I don’t have all the fully-formed answers. But I’m learning, adapting, trying to practice what I preach.

Here’s to a turbulent, terrifying, occasionally beautiful 2026.

We’re Cooked (again)

Dear 2120,

Reality is coming apart at the seams, it would seem. If you’re wondering why I haven’t sent you an AI-themed letter yet, it’s mostly because: A) I’d like to try and forget the work and money it’s costing me as a person who makes a living writing things, and B) the indisputable fact that the legions of people who yap incessantly about AI here in 2025 are among the most insufferable members of our species.

This caught my attention, however. Made me think The Matrix wasn’t a pipe dream – and maybe not even that far away.

RIP, the real world.

Imagining 2120: Generating Desire for Postcapitalism

Dear 2120,

Writing to you feels weird. Like texting someone who won’t read it for a century. But here we are, stuck between a world that’s clearly breaking and one we haven’t figured out how to build yet.

Here’s the thing: we’re supposed to imagine the future, but we’re really bad at it. Most of what we get fed is either dystopian nightmares or the same capitalism we have now, just with fancier phones and flooded cities. Mark Fisher (quoting Jameson) said it’s easier to imagine the end of the world than the end of capitalism. He/they nailed it.

But something’s definitely shifting. People are starting to realize that what we want – like, actually want – matters politically. Our desires either keep this broken system running or help bring something new into being.

Ursula Le Guin said the future is a kind of fiction, and she was right. We don’t have to accept Silicon Valley’s depressing version as the only story. We can write different ones. Slower, weirder, more human.

There’s this idea from Jacques Attali that every dying system contains hints of what comes next. And yeah, we’re definitely dying; supply chains failing, climate chaos, institutions crumbling. But in all that noise, we’re hearing something else. Mutualism replacing rigid hierarchies. Local communities thriving within global networks. Economies that measure health instead of just growth. The next thing isn’t going to show up complete, it’s emerging in pieces, visible in the cracks.

The problem is we’ve been trained to want the wrong things. We’re addicted to ownership, competition, endless accumulation – and these habits keep us locked into a system that’s literally killing us. Even people who want change often want it to be easy, comfortable, something they can buy into without real disruption.

So the challenge isn’t just building new systems. It’s rewiring how we imagine life itself. Making the postcapitalist world feel not just possible but genuinely desirable.

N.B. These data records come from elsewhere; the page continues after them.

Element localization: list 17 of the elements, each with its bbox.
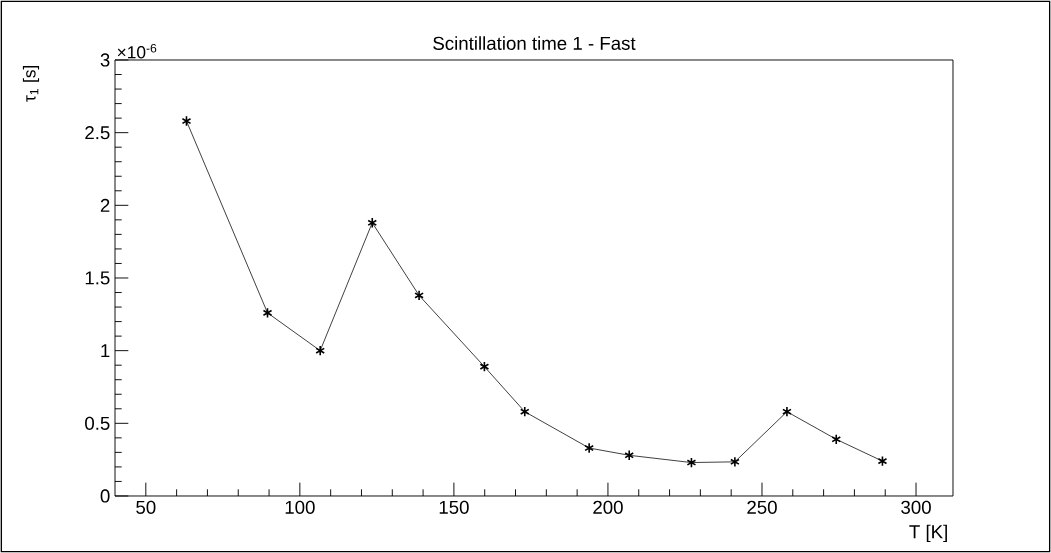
x-tick-label: 250 bbox=[747, 500, 777, 514]
x-tick-label: 150 bbox=[439, 500, 469, 514]
y-tick-label: 3 bbox=[100, 53, 110, 67]
x-tick-label: 300 bbox=[901, 500, 931, 514]
y-tick-label: 1.5 bbox=[85, 271, 110, 285]
x-tick-label: 50 bbox=[136, 500, 156, 514]
chart-title: Scintillation time 1 - Fast bbox=[433, 36, 636, 50]
y-tick-label: 2.5 bbox=[85, 126, 110, 140]
x-tick-label: 200 bbox=[593, 500, 623, 514]
y-tick-label: 2 bbox=[100, 198, 110, 212]
y-tick-label: 0 bbox=[100, 489, 110, 503]
y-tick-label: 1 bbox=[101, 344, 110, 358]
y-axis-title: τ$_{1}$ [s] bbox=[22, 65, 40, 102]
x-tick-label: 100 bbox=[285, 500, 315, 514]
x-axis-title: T [K] bbox=[909, 524, 947, 543]
text: ×10$^{-6}$ bbox=[117, 43, 157, 59]
y-tick-label: 0.5 bbox=[85, 416, 110, 430]
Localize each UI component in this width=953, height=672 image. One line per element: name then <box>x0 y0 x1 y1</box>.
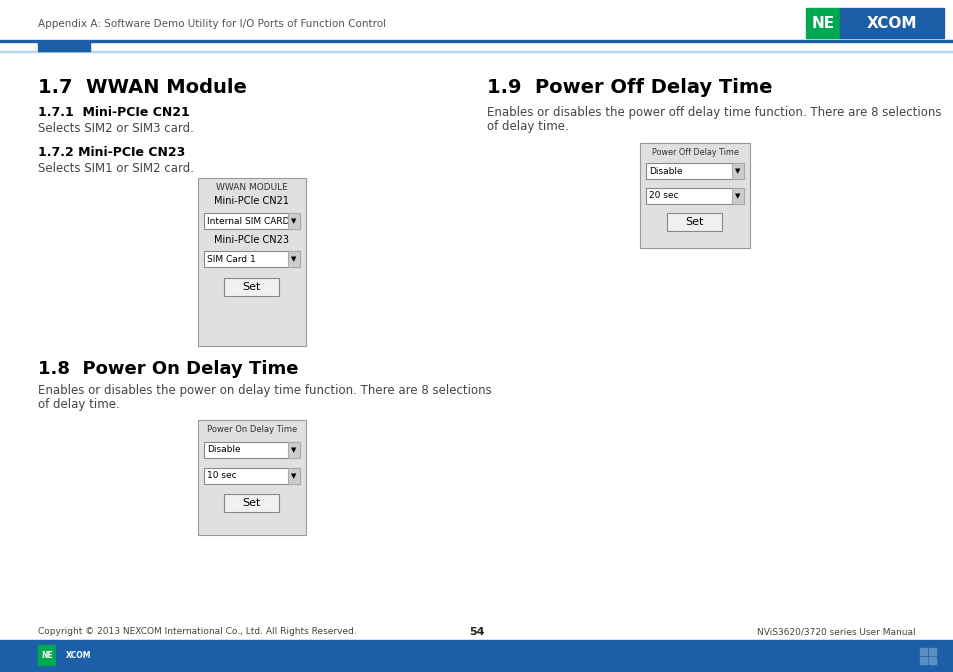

What if creativity wasn’t about competing but about contributing? What if technology helped people and ecosystems thrive instead of extracting from them? What if pleasure came from connection rather than consumption? What if status meant what you gave, not what you owned? What if growth meant maturing, not just expanding?

Writing to you instead of just about you changes something. It makes you real – not some abstract concept but someone we’re in relationship with. You’re not a prediction; you’re who comes after us. And you’ll inherit both our mess and whatever we manage to get right.

We’re trying to build you something that doesn’t eat itself. A world where abundance is about ecology, not money. Where resilience is collective, not just a personal brand. Where liberation includes everyone or it’s meaningless.

If we pull this off, your world will seem obvious. Just like feudalism looks absurd to us now, our obsession with markets and competition and individual success will seem embarrassingly primitive to you. Maybe you’ll laugh at how we measured everything in productivity and profit. Or maybe you’ll just be relieved we finally moved on.

I’m not writing this as prophecy – more like a reminder that we can shape what we want. Desire isn’t fixed. We can redirect it. The future isn’t something we just watch happen. It’s something we create.

If we learn to want different things, we’ll build different things.

And if we build different things, maybe you’ll inherit a world that actually works.

We’re still figuring it out. But we are actually trying.